Accidents de la route : plus de morts dans les classes populaires

Pour la première fois depuis la naissance des politiques de sécurité routière, en 1972, quand la France enregistrait plus de 18.000 décès accidentels par an, [la réduction du nombre de morts reste hélas, stable dans une statistique encore haute –trop haute – car en plus des décès combien de blessés lourds handicapés a vie.

Le dernier bilan officiel date de 2016 ou 3477 personnes ont perdu la vie dans un accident de la route en France métropolitaine. Selon les prémices de bilan 2018 une augmentation est a craindre. MC]

Pour expliquer ce phénomène, les pouvoirs publics incriminent les conduites individuelles, comme si tous étaient égaux face aux accidents de la circulation.

[…]. Il appartiendrait donc à chacun de réfréner ses pulsions au volant, de ne pas boire, d’attacher sa ceinture, de respecter les limitations de vitesse, etc.
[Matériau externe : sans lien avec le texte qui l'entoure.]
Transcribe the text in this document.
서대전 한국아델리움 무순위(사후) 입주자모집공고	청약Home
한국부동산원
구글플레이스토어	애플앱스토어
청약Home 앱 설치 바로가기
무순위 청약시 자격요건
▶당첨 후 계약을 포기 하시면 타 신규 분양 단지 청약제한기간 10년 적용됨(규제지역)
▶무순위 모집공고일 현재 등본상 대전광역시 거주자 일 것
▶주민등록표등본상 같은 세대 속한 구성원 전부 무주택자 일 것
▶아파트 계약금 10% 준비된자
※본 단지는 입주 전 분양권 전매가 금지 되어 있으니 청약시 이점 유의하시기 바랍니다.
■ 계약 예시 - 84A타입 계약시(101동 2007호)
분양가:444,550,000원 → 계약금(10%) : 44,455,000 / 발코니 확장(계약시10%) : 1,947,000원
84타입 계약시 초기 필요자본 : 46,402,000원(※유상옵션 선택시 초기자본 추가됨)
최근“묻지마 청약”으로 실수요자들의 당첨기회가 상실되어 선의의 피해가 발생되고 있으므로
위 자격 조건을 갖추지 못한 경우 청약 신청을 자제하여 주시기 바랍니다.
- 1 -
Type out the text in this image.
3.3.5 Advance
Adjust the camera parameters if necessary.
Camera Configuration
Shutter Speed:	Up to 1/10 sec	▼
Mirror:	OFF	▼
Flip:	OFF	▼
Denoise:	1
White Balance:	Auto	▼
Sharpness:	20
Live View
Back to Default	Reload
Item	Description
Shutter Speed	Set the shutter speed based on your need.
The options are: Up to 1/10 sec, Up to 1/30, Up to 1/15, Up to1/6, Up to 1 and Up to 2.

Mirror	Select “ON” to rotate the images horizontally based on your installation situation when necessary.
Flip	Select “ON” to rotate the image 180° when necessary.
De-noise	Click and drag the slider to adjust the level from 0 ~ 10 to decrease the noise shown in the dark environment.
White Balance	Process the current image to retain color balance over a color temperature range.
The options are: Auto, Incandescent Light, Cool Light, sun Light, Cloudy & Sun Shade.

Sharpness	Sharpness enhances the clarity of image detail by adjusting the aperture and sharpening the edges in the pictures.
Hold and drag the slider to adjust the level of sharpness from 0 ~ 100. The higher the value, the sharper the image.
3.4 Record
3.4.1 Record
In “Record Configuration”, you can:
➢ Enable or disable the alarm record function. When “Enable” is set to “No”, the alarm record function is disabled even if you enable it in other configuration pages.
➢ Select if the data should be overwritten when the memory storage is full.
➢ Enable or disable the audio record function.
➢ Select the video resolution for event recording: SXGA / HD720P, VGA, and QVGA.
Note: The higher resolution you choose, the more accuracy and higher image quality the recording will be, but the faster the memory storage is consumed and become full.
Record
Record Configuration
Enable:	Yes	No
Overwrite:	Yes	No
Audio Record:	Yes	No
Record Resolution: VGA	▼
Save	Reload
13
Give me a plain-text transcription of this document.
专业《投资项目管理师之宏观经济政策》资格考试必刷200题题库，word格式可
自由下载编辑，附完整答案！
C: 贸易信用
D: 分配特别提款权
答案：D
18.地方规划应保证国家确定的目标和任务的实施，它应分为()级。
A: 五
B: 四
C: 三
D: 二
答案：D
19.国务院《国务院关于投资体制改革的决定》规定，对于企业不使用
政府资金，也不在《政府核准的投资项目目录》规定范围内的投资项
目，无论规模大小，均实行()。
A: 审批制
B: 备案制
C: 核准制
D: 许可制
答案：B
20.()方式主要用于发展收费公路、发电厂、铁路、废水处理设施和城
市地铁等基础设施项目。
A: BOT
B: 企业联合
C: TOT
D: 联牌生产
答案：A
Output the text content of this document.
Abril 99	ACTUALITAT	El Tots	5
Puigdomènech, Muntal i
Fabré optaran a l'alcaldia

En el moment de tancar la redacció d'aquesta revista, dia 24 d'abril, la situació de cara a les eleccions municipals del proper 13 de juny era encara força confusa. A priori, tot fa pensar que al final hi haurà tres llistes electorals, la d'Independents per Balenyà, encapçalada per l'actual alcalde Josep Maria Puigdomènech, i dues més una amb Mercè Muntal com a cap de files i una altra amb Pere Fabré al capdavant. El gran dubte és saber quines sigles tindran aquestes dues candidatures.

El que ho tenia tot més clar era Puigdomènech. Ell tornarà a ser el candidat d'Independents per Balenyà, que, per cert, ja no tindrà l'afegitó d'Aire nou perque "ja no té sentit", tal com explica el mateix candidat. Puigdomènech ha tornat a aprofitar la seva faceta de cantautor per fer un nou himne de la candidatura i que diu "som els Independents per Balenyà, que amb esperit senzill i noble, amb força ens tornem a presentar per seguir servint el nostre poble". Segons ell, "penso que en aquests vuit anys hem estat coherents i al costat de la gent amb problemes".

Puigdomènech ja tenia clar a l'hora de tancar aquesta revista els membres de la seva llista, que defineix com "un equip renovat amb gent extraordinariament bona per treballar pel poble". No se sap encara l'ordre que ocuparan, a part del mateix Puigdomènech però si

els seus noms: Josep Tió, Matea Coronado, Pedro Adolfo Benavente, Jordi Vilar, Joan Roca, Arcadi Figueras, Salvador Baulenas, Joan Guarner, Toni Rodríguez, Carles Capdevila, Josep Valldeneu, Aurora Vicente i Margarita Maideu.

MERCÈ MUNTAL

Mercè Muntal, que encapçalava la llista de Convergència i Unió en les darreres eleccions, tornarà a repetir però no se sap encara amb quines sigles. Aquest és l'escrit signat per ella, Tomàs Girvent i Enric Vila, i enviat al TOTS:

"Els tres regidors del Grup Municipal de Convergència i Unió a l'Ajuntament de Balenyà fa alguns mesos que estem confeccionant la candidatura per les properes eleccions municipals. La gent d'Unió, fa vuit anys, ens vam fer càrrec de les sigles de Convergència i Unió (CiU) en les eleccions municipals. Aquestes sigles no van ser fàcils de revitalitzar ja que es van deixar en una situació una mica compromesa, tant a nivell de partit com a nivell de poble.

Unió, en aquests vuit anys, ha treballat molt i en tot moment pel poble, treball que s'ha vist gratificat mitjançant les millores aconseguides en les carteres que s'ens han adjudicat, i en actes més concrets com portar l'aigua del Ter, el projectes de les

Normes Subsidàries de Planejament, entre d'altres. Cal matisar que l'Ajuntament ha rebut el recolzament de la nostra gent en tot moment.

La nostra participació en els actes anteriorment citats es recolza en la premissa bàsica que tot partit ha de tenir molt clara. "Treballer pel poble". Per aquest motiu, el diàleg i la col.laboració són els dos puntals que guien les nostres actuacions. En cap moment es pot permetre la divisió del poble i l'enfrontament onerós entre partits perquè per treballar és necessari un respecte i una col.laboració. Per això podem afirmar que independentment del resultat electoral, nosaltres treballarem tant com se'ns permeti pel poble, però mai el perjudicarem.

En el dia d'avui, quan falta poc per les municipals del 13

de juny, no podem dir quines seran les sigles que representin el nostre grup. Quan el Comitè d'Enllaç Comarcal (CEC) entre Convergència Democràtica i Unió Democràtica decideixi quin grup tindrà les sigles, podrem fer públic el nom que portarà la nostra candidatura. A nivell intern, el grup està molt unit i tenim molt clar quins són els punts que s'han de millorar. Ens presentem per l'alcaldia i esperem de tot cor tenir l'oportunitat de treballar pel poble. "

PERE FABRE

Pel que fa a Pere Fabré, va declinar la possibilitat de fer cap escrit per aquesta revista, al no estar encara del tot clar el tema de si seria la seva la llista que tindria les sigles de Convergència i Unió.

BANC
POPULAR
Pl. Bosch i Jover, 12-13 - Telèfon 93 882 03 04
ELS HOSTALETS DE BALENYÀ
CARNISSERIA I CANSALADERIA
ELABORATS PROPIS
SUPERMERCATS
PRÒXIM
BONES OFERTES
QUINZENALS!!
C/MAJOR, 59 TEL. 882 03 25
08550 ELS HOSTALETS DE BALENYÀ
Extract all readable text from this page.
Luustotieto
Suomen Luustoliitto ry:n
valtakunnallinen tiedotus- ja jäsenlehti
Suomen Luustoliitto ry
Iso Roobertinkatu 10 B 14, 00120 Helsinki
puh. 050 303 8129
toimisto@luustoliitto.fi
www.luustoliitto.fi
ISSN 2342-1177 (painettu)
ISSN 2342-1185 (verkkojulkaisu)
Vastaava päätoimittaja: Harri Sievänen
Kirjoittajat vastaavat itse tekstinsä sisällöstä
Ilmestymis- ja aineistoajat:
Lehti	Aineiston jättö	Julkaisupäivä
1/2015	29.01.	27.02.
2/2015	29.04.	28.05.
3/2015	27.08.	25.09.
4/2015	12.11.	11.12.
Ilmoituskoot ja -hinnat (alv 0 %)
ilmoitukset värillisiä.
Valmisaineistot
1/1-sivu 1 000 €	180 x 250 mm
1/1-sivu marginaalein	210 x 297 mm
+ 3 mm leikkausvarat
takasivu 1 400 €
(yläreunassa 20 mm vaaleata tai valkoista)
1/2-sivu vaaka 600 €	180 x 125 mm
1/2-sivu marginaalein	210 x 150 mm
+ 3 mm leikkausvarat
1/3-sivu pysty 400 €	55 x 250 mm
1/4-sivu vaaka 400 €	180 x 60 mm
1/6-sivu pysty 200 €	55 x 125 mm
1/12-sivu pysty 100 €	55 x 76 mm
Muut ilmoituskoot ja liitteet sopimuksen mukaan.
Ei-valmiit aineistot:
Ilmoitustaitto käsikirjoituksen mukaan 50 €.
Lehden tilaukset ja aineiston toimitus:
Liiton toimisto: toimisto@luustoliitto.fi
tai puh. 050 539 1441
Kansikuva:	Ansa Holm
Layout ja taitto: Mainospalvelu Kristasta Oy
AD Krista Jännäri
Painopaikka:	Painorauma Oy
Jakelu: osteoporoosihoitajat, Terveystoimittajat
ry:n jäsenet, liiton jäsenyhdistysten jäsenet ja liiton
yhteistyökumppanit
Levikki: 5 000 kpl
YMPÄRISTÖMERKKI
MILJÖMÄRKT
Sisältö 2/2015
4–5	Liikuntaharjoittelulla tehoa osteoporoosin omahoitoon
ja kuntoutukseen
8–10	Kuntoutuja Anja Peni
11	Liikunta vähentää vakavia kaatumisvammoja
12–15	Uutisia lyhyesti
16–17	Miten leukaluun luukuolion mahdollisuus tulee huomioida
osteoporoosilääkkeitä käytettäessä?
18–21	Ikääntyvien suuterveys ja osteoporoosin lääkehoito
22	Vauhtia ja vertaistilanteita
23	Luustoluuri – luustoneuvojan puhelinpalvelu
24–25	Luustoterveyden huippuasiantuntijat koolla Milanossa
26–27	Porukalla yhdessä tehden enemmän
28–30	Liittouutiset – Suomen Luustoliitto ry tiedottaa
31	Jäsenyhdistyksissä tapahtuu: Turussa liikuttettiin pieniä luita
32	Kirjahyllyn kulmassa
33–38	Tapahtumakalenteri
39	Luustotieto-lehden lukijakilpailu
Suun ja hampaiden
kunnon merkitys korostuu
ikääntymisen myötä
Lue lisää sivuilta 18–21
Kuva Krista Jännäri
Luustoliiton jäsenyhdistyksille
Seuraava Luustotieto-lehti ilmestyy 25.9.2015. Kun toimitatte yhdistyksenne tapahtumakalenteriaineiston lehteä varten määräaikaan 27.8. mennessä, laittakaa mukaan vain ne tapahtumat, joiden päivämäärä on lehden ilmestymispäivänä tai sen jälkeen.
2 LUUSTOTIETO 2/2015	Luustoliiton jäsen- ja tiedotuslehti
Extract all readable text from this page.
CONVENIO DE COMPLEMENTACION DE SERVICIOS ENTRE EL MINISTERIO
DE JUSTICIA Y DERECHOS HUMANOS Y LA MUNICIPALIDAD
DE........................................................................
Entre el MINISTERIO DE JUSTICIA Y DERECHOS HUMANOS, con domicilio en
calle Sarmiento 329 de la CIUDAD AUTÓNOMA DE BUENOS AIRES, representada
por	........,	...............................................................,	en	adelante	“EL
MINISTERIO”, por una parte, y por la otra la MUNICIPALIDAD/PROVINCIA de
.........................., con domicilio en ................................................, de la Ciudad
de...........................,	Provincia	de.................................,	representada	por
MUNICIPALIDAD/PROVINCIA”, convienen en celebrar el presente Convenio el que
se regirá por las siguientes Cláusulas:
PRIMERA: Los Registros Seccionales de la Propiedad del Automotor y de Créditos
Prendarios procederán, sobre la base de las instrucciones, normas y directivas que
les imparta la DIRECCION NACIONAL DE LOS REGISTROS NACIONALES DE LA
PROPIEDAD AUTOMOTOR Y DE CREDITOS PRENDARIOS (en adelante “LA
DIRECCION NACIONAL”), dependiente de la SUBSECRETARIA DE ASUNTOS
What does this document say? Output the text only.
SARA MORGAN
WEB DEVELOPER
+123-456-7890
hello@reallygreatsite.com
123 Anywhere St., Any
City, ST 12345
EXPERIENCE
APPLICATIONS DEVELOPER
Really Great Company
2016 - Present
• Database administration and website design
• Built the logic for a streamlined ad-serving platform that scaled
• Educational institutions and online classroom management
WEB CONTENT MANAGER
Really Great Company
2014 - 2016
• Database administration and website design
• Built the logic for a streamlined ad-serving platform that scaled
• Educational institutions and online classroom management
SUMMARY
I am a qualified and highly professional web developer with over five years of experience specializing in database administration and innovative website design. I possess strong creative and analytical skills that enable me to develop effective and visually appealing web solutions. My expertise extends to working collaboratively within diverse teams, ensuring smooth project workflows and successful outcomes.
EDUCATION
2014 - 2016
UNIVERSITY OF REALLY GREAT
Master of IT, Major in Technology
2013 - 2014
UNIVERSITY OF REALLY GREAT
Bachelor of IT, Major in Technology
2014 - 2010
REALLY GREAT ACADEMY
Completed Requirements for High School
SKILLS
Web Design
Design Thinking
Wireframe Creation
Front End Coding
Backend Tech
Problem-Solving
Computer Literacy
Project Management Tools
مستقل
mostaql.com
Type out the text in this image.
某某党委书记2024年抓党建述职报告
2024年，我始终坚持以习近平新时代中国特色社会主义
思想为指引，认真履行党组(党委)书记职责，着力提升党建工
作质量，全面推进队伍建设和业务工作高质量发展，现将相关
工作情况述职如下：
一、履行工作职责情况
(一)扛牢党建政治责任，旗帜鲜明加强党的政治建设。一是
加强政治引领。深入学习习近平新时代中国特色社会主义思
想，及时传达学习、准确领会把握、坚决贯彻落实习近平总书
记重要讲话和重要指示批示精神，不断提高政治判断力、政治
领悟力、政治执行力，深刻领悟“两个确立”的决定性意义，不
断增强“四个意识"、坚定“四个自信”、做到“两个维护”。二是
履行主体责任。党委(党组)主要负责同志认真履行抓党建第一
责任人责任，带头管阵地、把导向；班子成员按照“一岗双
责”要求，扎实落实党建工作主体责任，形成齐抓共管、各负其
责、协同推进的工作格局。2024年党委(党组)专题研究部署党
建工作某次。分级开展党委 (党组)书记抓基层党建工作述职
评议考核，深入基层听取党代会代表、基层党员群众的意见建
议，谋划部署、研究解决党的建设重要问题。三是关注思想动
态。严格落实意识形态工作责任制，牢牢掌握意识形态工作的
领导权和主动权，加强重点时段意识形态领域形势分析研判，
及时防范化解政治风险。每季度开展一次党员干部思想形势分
Nul ne se risque à penser qu’un acte aussi personnel que la conduite d’un véhicule puisse être influencée par les inégalités sociales et que la hausse du nombre de morts puisse découler de la précarisation des classes populaires.

Pourtant, un accident de la route n’a souvent rien d’accidentel : il obéit à des régularités statistiques et demeure, indépendamment de son caractère singulier, le résultat prévisible de déterminations collectives. C’est un fait social qui ne se réduit pas aux agissements volontaires des individus.

De plus longs trajets pour aller travailler …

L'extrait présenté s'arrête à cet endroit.